The tactics used by the Mujahedeen and their ultimate success in defeating the Soviet occupation, got Temple wondering how the two enemies compared - old and new – Soviets and Taliban.

The major answered the Taliban are tougher opponents. So, Temple asked him how Coalition forces can defeat the Taliban.

“First thing, we should remove corruption and the second thing people - the Afghanistan population – are not satisfied with the government,” Shah said. “Third thing, we should have unity with the coalition forces, the ANA (Afghan National Army), the ANP (Afghan National Police), everybody, we should have unity.”

Temple asked the former commander what he thinks will happen if U.S. troops begin withdrawing in July 2011 as directed by President Barrack Obama.
“As long as we don’t have unity and as long as we’re not equipped with stuff like weapons, we want the coalition forces to stay here because their security and our security,” Shah said. “So we need good government, after that the U.S. should withdraw their troops. It’s not good to withdraw troops by 2011 we want them to stay here more.”

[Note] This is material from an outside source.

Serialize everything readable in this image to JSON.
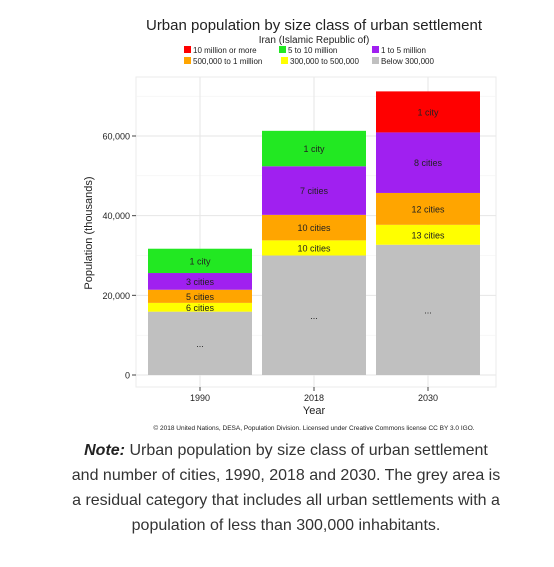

At the end of their conversation, Major Shah brought SMSgt. Temple a 32-calibor pistol and gingerly placed it in his hands. The gun wasn’t anything special to look at. But, Shah told Temple this was the pistol Massoud presented to him the day he shot down the five Soviet helicopters.

It was a gesture that made Temple realize the true value of the pistol and the friendship he’d forged with the former Mujahedeen fighter.